| Researchers: | Yuhong Xiong |
|---|---|
| Advisor: | Edward A. Lee |
In view of this, we have designed a set of Java classes in Ptolemy II that provide support for any type system that can be represented using such a lattice. This generic infrastructure has been first applied to a type system problem, that of ensuring consistent data typing, and supporting (polymorphic) type inference. But the infrastructure is designed to be extensible to more sophisticated uses.

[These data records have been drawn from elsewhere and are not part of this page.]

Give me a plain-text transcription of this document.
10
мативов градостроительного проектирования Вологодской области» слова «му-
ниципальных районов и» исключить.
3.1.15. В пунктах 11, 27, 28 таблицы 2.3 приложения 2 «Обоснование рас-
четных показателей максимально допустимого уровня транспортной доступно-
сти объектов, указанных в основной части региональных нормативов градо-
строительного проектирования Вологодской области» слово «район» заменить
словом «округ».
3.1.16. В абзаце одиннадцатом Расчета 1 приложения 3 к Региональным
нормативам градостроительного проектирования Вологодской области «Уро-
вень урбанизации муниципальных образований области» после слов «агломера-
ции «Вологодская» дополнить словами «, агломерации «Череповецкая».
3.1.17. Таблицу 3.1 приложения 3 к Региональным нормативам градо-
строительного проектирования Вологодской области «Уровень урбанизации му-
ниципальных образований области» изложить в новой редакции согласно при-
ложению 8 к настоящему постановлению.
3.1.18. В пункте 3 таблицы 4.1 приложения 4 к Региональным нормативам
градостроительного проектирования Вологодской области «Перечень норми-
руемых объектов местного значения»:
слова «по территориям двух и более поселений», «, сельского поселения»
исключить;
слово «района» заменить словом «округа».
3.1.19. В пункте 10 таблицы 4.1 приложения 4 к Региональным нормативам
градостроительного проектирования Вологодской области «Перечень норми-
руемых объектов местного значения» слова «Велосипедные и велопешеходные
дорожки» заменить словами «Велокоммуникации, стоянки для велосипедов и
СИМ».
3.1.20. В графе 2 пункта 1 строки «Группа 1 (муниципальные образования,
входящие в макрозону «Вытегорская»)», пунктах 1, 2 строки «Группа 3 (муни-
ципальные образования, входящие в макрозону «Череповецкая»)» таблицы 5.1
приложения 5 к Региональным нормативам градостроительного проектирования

The type system combines static typing with run-time type checking. It supports polymorphic typing of system components, and allows automatic lossless type conversion at run-time. To achieve this, we use a lattice to model the subtyping relation among types, and use inequalities defined over the type lattice to specify type constraints within components and between components. The system of inequalities can be solved efficiently, with existence and uniqueness of a solution guaranteed by fixed-point theorems. This type system supports both the base types, such as int, double, and strings, and structured types such as array and record types. For structured types, we allow the elements of arrays and records to contain data tokens of arbitrary types, including structured types, and we are able to specify type constraints on them. This system increases the safety and flexibility of the design environment, promotes component reuse, and helps simplify component development and optimization.
An innovative (and speculative) extension to the type system is to process-level types. These types represent dynamic properties of an application, rather than the static data types traditionally dealt with in a type system. One of the dynamic properties we have studied is communication protocol. We characterize different communication protocols as types and describe these types using a light-weight formalism called interface automata. In addition, we describe the behavior of components using interface automata, and check the compatibility of the components with the communication types through automata composition. Furthermore, we have organized the communication types into a system-level type lattice using the alternating simulation relation among automata. This lattice provides significant insight into the relation among various protocols and helps the design and verification of polymorphic components that can work with multiple protocols. For example, The alternating simulation relations can be viewed as the subtyping relation among the communication types. According to a theorem in interface automata, if a component is compatible with a certain communication type in the lattice, it is also compatible with its subtypes. This is analogous to the subtyping polymorphism in object-oriented languages.
Last updated 11/18/02